Le théâtre de Polichinelle est bien petit, je l’avoue ; mais, mon divin ange, nous y tînmes hier neuf en demi-cercle assez à l’aise ; encore avait-on des lances, des boucliers, et on attachait des écus et l’armet de Mambrin à nos bâtons vert et clinquant, qui passeront, si l’on veut, pour pilastres vert et or. Une troupe de râcleurs et de sonneurs de cors saxons, chassés de leur pays par Luc, composaient mon orchestre. Que nous étions bien vêtus ! que madame Denis a joué, supérieurement les trois quarts de son rôle ! Je souhaite en tout, que la pièce soit jouée à Paris comme elle l’a été dans ma masure. Madame Scaliger, votre pièce a fait pleurer les vieilles et les petits garçons, les Français et les Allobroges ; jamais le mont Jura n’a eu pareille aubaine. Le billet adultère n’a choqué personne ; c’est le mot propre. La Sicilienne est mariée par paroles de présent, comme disent les vieux romans. Namir, Spartacus (1), passez les premiers, je ne suis nullement pressé. Je vous enverrai, mon cher ange, pièce, rôles, et notes, dans quelque temps, et vous en ferez ce qu’il vous plaira.
Si M. et madame de Chauvelin viennent dans mon ermitage des Délices, nous les mènerons à la comédie à Tournay. Une tragédie nouvelle et des truites sont tout ce qu’on put leur donner dans mon pays ; mais j’ai bien peur que vous ne gardiez vos amis. Vous me mandez que M. de Chauvelin sera le jour de tous les saints chez moi ; mais ne se pourrait-il pas faire qu’il fût secrétaire d’Etat, en attendant ? Mon cher ange, si vous n’êtes pas aussi secrétaire d’Etat, venez nous voir en allant à Parme ; car il faudra bien que vous alliez à Parme. Vous verrez, en passant, votre étrange tante (2) ; vous ferez un fort joli voyage. Que dites-vous de Luc, qui après avoir été frotté par mes Scythes, veut entreprendre le siège de Dresde ? Cette guerre ne finira point ; en voilà pour dix ans. On me mande qu’on est tout consterné et tout sot à Paris. On paie cher les malheurs de nos généraux ; mais le parlement, sur les conclusions d’Omer Joly, raccommodera tout en faisant brûler de bons ouvrages.

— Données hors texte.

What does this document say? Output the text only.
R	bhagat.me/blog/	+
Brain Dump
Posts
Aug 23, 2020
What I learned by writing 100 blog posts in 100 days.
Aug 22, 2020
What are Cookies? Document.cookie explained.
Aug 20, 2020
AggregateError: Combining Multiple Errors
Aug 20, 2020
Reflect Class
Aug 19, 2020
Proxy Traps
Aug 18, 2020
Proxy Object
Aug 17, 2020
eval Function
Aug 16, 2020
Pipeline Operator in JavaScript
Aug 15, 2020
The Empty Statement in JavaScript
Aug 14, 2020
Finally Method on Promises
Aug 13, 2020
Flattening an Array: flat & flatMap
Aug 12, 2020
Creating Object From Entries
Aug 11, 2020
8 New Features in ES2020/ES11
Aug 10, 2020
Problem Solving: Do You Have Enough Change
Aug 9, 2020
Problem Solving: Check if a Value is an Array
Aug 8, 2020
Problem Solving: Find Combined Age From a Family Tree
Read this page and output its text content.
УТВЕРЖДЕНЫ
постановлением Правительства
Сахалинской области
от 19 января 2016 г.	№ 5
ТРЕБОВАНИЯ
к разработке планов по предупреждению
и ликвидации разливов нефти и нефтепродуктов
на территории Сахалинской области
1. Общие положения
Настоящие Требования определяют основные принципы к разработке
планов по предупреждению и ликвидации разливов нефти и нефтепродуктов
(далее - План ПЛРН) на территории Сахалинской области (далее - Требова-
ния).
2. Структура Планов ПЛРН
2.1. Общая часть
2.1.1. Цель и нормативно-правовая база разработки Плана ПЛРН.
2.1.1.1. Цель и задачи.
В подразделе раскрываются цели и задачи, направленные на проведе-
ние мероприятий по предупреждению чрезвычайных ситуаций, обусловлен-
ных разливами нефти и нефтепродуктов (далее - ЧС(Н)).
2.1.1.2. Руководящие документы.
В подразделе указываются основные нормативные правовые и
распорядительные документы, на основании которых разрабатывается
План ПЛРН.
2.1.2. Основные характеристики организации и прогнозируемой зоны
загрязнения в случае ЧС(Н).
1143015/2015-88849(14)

Votre abbé Zachée (3) est donc incurable ! Heureusement sa maladie ne fait pas de tort à son frère l’ambassadeur ; les folies sont personnelles. Et le vétillard d’Espagnac, qu’en ferons-nous ? Il me paraît que ce grave personnage marche à pas bien mesurés. Je vous demande bien pardon de vous avoir embâté de cette négociation.
On m’écrivait que le chose du Portugal, comme dit Luc, qui ne voulait pas l’appeler roi, avait envoyé tous les jésuites à l’abbé Rezzonico, et en gardait seulement vingt-huit pour les pendre ; mais ces bonnes nouvelles ne se confirment pas. Je baise le bout de vos ailes, mon divin ange.
1 – Tragédies, dont l’une est de Thibouville et l’autre de Saurin. (G.A.)
2 – Madame de Grolée. (G.A.)
3 – L’abbé Chauvelin, qui était de très petite taille. Voltaire l’appelle Zachée, par allusion à ce petit Juif qui grimpe sur un arbre pour voir passer Jésus. (G.A.)